J’ai retrouvé les ingrédients que j’avais appréciés dans les précédents : un point de départ exaltant, une sorte de mission impossible qui sera prétexte à un parcours initiatique, un chagrin d’amour qui sera le carburant d’une énergie sans faille, le voyage dans l’espace (cette fois concentré sur une ville, Venise) et dans le temps, la résolution d’un secret historique, et bien sûr la gourmandise qui témoigne d’un bel appétit de vivre.
Ajoutez en épices la beauté ensorcelante d’une ville romantique à souhait, de la musique de chambre, de la sensualité, des rencontres étonnantes, des évocations de Dante, de Casanova, de Napoléon à plusieurs reprises, de Saint-Exupéry et même du véritable maire de Venise, des relations conflictuelles entre mère et fille, la sagesse de la voix du père qui lui a enseigné que tout n’est que buée, quelques expressions en italien et vous aurez l’essentiel des Silences de Venise dont les chapitres principaux sont ponctués d’adorables petits dessins, sans doute de la plume de l’auteure.

J’ai revécu mes déambulations dans le dédale de ruelles et de ponts enjambant les canaux de cette cité unique. Je me suis rafraîchie sur le vaporetto et j’ai retrouvé l’atmosphère de Murano où je m’étais perdue, il y a quelques années. J’ai eu cette chance d’y passer un week-end dans des circonstances incroyables, à l’instar des nouvelles que j’ai racontées pendant le confinement. J’avais tout oublié de ce séjour. Ce livre a ravivé mes souvenirs. Mais ce n’est pas moi l’écrivaine, c’est Evelyne Dress.
Sans être elle-même généalogiste, Evelyne est fondamentalement intéressée par les histoires de famille et tout ce qui touche aux racines. On la devine, à de multiples reprises, dans le caractère de son héroïne, à laquelle elle a presque donné son prénom.
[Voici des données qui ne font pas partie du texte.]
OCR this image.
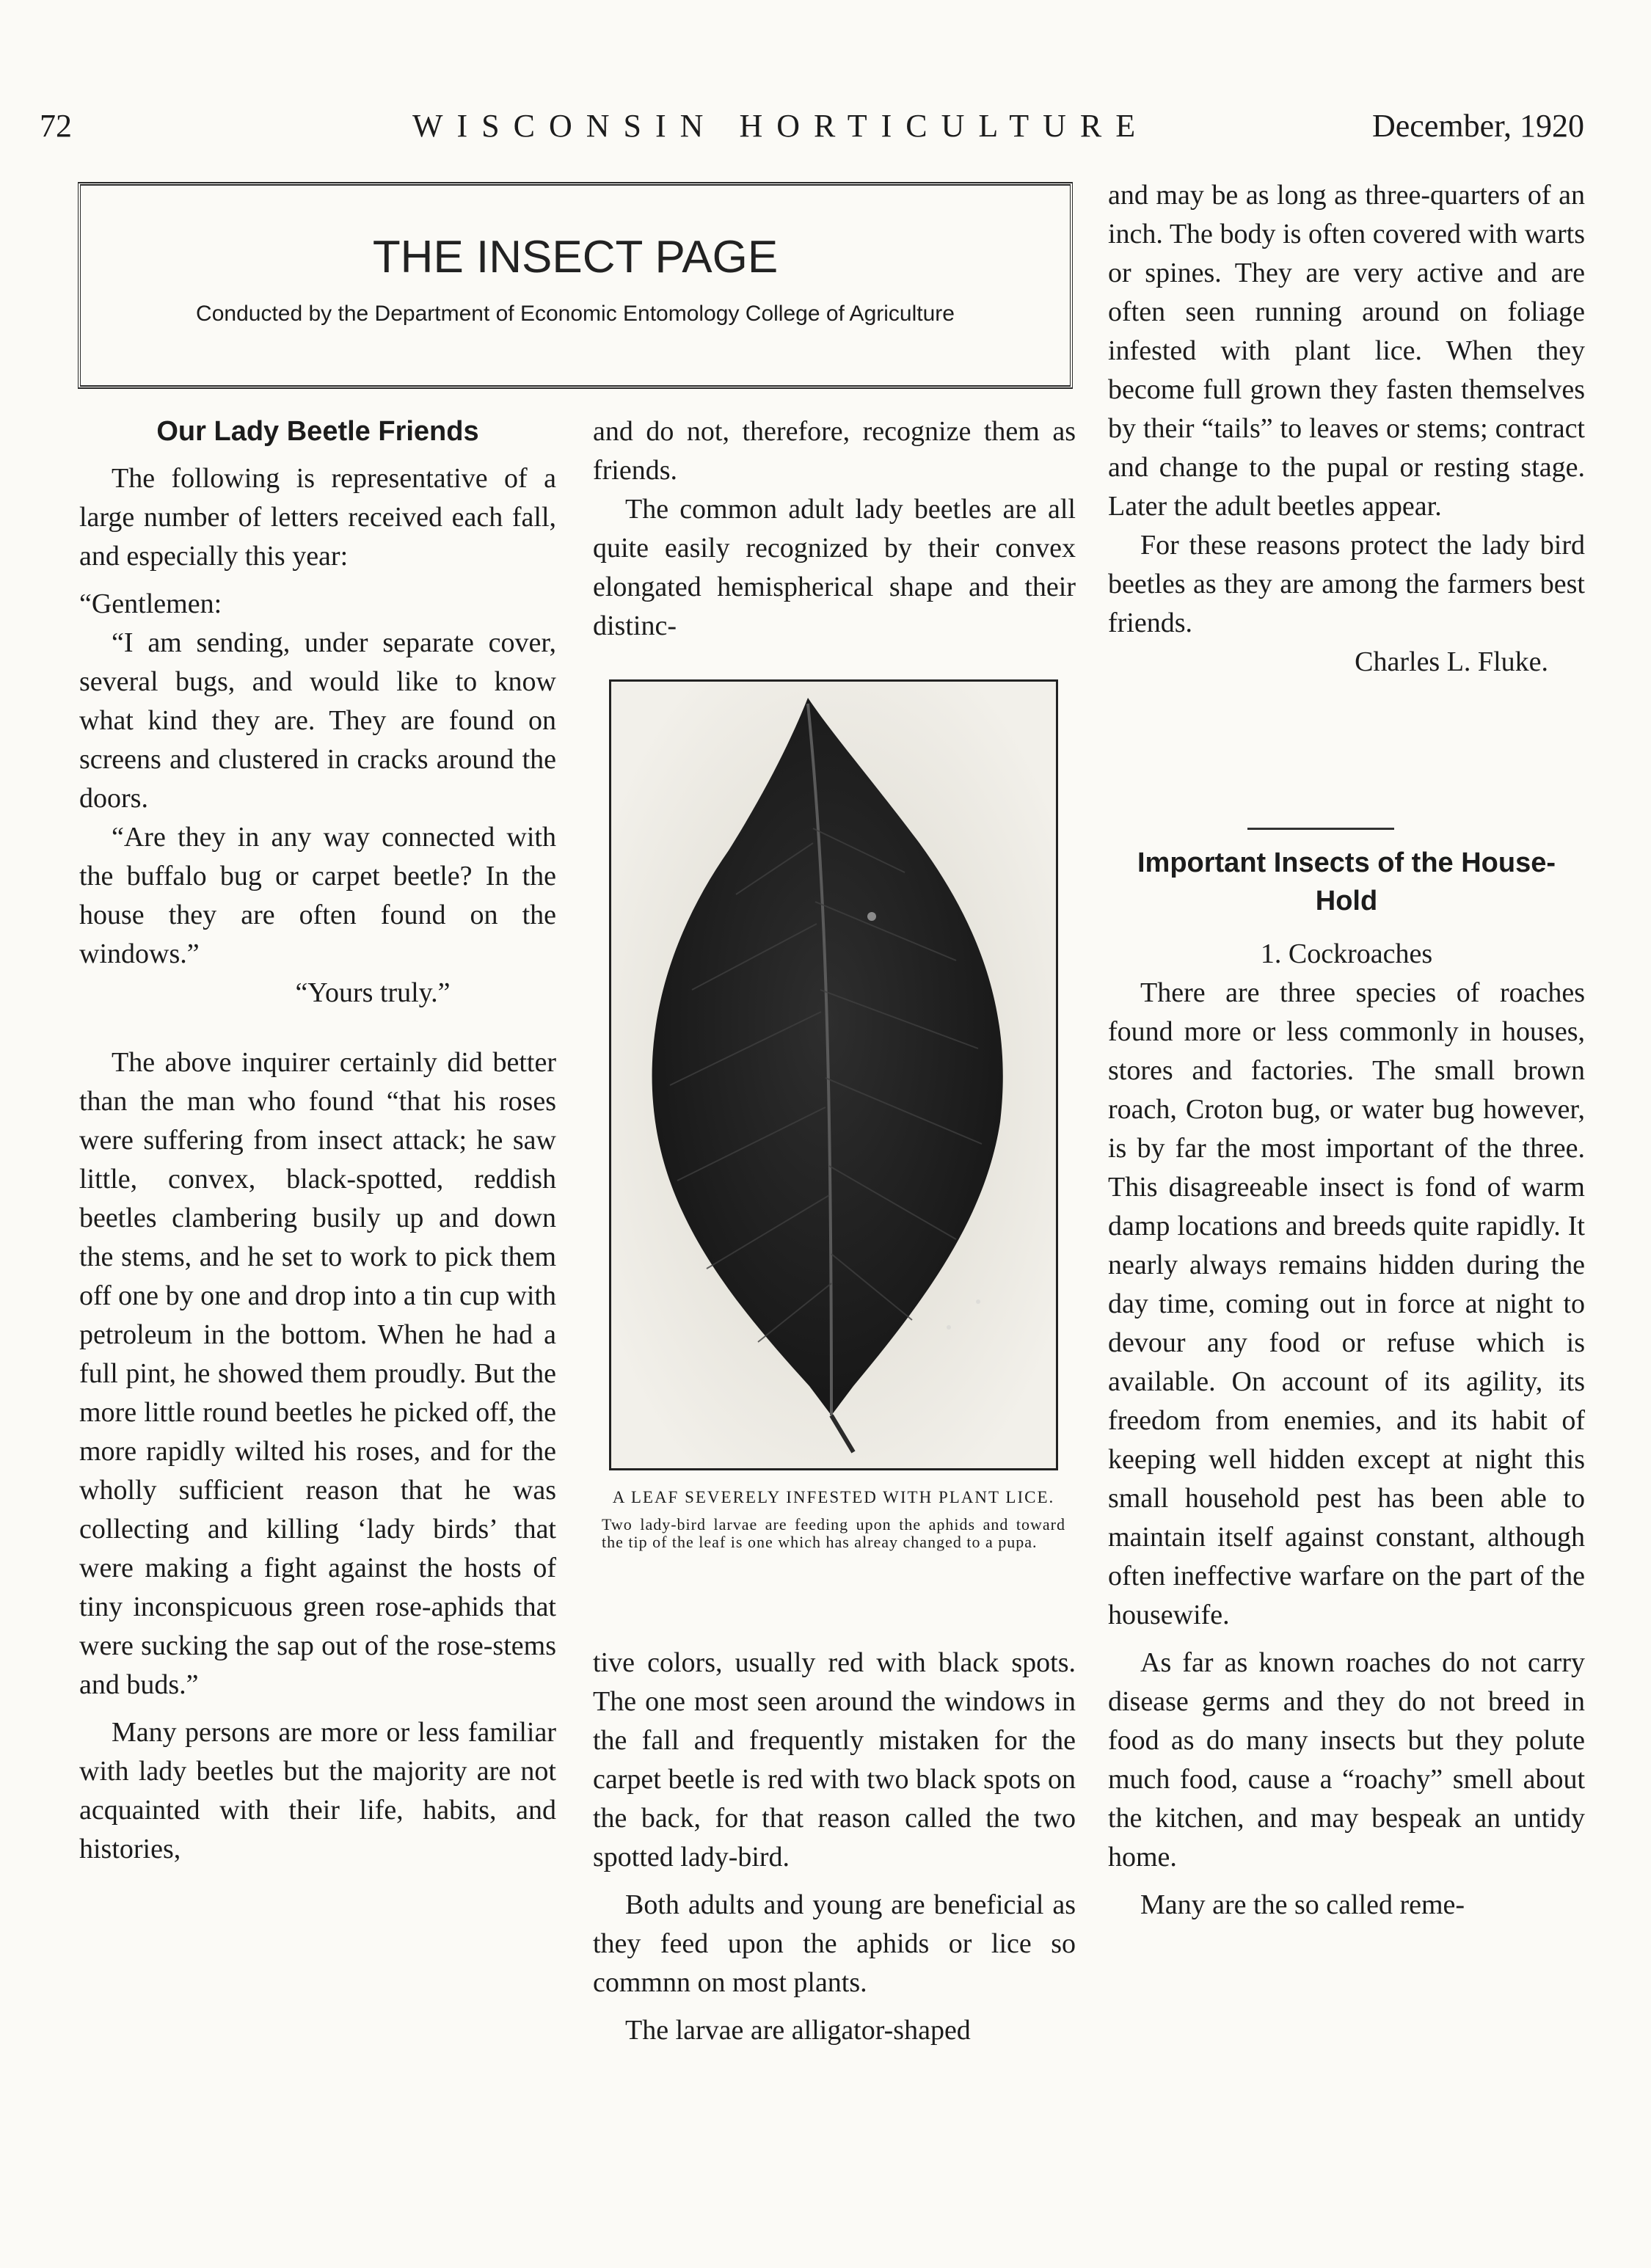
72	WISCONSIN HORTICULTURE	December, 1920
THE INSECT PAGE
Conducted by the Department of Economic Entomology College of Agriculture

Our Lady Beetle Friends

The following is representative of a large number of letters received each fall, and especially this year:

“Gentlemen:

“I am sending, under separate cover, several bugs, and would like to know what kind they are. They are found on screens and clustered in cracks around the doors.

“Are they in any way connected with the buffalo bug or carpet beetle? In the house they are often found on the windows.”

“Yours truly.”

The above inquirer certainly did better than the man who found “that his roses were suffering from insect attack; he saw little, convex, black-spotted, reddish beetles clambering busily up and down the stems, and he set to work to pick them off one by one and drop into a tin cup with petroleum in the bottom. When he had a full pint, he showed them proudly. But the more little round beetles he picked off, the more rapidly wilted his roses, and for the wholly sufficient reason that he was collecting and killing ‘lady birds’ that were making a fight against the hosts of tiny inconspicuous green rose-aphids that were sucking the sap out of the rose-stems and buds.”

Many persons are more or less familiar with lady beetles but the majority are not acquainted with their life, habits, and histories,

and do not, therefore, recognize them as friends.

The common adult lady beetles are all quite easily recognized by their convex elongated hemispherical shape and their distinc-

A LEAF SEVERELY INFESTED WITH PLANT LICE.
Two lady-bird larvae are feeding upon the aphids and toward the tip of the leaf is one which has alreay changed to a pupa.

tive colors, usually red with black spots. The one most seen around the windows in the fall and frequently mistaken for the carpet beetle is red with two black spots on the back, for that reason called the two spotted lady-bird.

Both adults and young are beneficial as they feed upon the aphids or lice so commnn on most plants.

The larvae are alligator-shaped

and may be as long as three-quarters of an inch. The body is often covered with warts or spines. They are very active and are often seen running around on foliage infested with plant lice. When they become full grown they fasten themselves by their “tails” to leaves or stems; contract and change to the pupal or resting stage. Later the adult beetles appear.

For these reasons protect the lady bird beetles as they are among the farmers best friends.

Charles L. Fluke.

Important Insects of the House-Hold

1. Cockroaches

There are three species of roaches found more or less commonly in houses, stores and factories. The small brown roach, Croton bug, or water bug however, is by far the most important of the three. This disagreeable insect is fond of warm damp locations and breeds quite rapidly. It nearly always remains hidden during the day time, coming out in force at night to devour any food or refuse which is available. On account of its agility, its freedom from enemies, and its habit of keeping well hidden except at night this small household pest has been able to maintain itself against constant, although often ineffective warfare on the part of the housewife.

As far as known roaches do not carry disease germs and they do not breed in food as do many insects but they polute much food, cause a “roachy” smell about the kitchen, and may bespeak an untidy home.

Many are the so called reme-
Raconter l’histoire à la première personne renforce sans doute les similitudes mais surtout il insuffle de l’énergie si bien que je l’ai lu en moins de 24 heures. Ce n’est pas le genre de livre qu’on supporte de lâcher.
Généalogiste passionnée et consciencieuse, Eva, se jette à corps perdu dans l’enquête que lui a confiée Georgio Scorfano, un riche homme d’affaires qui a grandi dans un orphelinat et qui est plus que jamais déterminé à apprendre d’où il vient.L’enquête la conduit à Venise où mystères et secrets hantent chaque ruelle. Tandis qu’elle fouille les archives, traverse de somptueux palais, et se perd dans un labyrinthe végétal, elle découvre qu’elle a rendez-vous avec ses propres désirs et le terrible passé de son client.Ce roman initiatique explore la puissance du nom que l’on reçoit à la naissance et autour duquel on se construit. Il est aussi un double itinéraire généalogique et amoureux d’un homme et d’une femme en quête d’eux-mêmes et du bonheur, si tant est qu’on puisse le saisir.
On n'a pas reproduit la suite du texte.